Çakar, dünyanın bu yıla yüksek enflasyonla başladığına dikkati çekerek, "Bu durum, sermaye hareketlerinin daha çok gelişmiş ülkelere yönelmesine neden oldu ve korumacı yaklaşımlar ortaya çıktı. 2024 yılının ilk yarısı, bu parametreler çerçevesinde şekillenmiştir.

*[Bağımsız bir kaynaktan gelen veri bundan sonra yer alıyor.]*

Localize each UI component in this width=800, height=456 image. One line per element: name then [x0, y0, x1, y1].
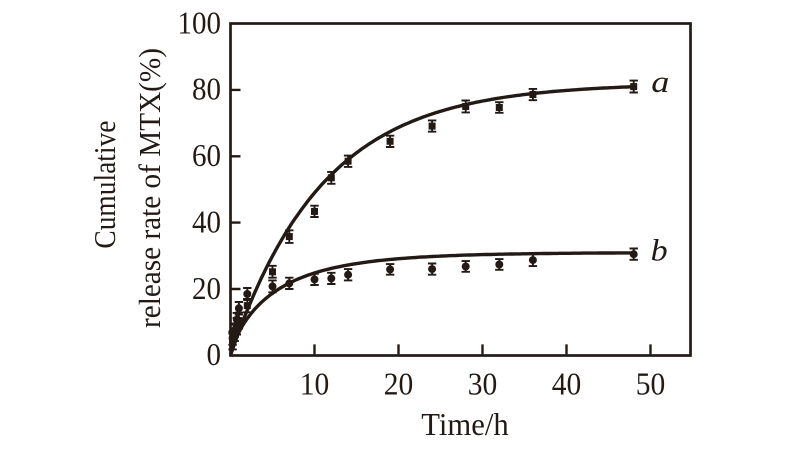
- svg-text:40: 40: [552, 366, 582, 402]
- svg-text:0: 0: [207, 336, 222, 372]
- svg-text:10: 10: [300, 366, 330, 402]
- svg-text:20: 20: [384, 366, 414, 402]
- svg-text:80: 80: [192, 71, 221, 107]
- svg-text:release rate of MTX(%): release rate of MTX(%): [132, 48, 167, 328]
- svg-text:a: a: [651, 65, 669, 99]
- svg-text:60: 60: [192, 137, 221, 173]
- svg-text:30: 30: [468, 366, 498, 402]
- svg-text:50: 50: [636, 366, 666, 402]
- svg-text:20: 20: [192, 270, 221, 306]
- svg-text:40: 40: [192, 204, 221, 240]
- svg-text:100: 100: [178, 4, 222, 40]
- svg-text:b: b: [651, 234, 668, 268]
- svg-text:Time/h: Time/h: [421, 406, 509, 442]
- svg-text:Cumulative: Cumulative: [87, 121, 122, 249]
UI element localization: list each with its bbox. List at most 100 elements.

Özellikle Avro Bölgesi ve ABD'de, yüksek enflasyon nedeniyle finansal sıkılaştırma programları eşliğinde süreç yönetilmiştir." ifadelerini kullandı.
Türkiye'nin ise yıla yüksek enflasyon, mütevazi seviyede olan Merkez Bankası rezervleri, cari açık gibi parametrelerde başladığını belirten Çakar, 2024 yılı hikayesinin Orta Vadeli Program (OVP) üzerine inşa edildiğini vurguladı.
Alpaslan Çakar, OVP'nin fiyat istikrarı, bütçe disiplini, sürdürülebilir cari açık ve yapısal reformlar olmak üzere dört temel unsuru içerdiğini hatırlatarak, şunları kaydetti:
"Bankacılık ve finans sektörü olarak politikalarımızı fiyat istikrarı ve finansal istikrar çerçevesinde şekillendirdik. Fiyat istikrarı kapsamında politika faiz oranları yüzde 50 seviyesine çıkarıldı ve bu durum bilançolarımızın hem pasif hem de aktif tarafını etkiliyor. Dezenflasyon sürecini yönetmek için sıkı para politikası uygulanıyor ve bu politika üç temel bileşen üzerine inşa edildi. İlk olarak kaynak yönetimi kapsamında TL mevduatın bilançolar üzerindeki payını artırmaya yönelik politikalar devreye alındı ve KKM’den çıkış stratejisi planlandı. İkincisi, kredi tarafından selektif kredi politikası uygulandı. Üçüncüsü ise likidite yönetimi açısından zorunlu karşılık mekanizması hayata geçirildi. Bu üç unsur bilançolarımızı doğrudan etkiledi."
Çakar, bu politikalar sonucunda rezerv, cari denge ve CDS'lerde iyileşme yaşandığını, Türkiye'nin gri listeden çıktığını ve uluslararası derecelendirme kuruluşlarının ülke notunu artırdığını söyledi.
Sektör olarak 30 trilyon liralık büyüklüğe ulaştıklarını, toplam gayri safi milli hasıla içerisinde büyüklüğün yüzde 76'ya geldiğini belirten Çakar, "Yüzde 76 ülkemiz ölçeğinde anlamlı bir rakam ama Euro Bölgesi ve daha gelişmiş ülkelere bakıldığında bu oranın çok daha yüksek seviyelere gidebileceğimize hep beraber diliyoruz. Ana fonlama kaynağımız olan mevduat büyüklüğü 18,6 trilyon lira seviyesinde. Bugün itibarıyla bilanço içerisindeki payı yüzde 60’lar seviyesinde. Kredi tarafına geldiğimizde 15 trilyon liralık bir kredi hacmine sahibiz" diye konuştu.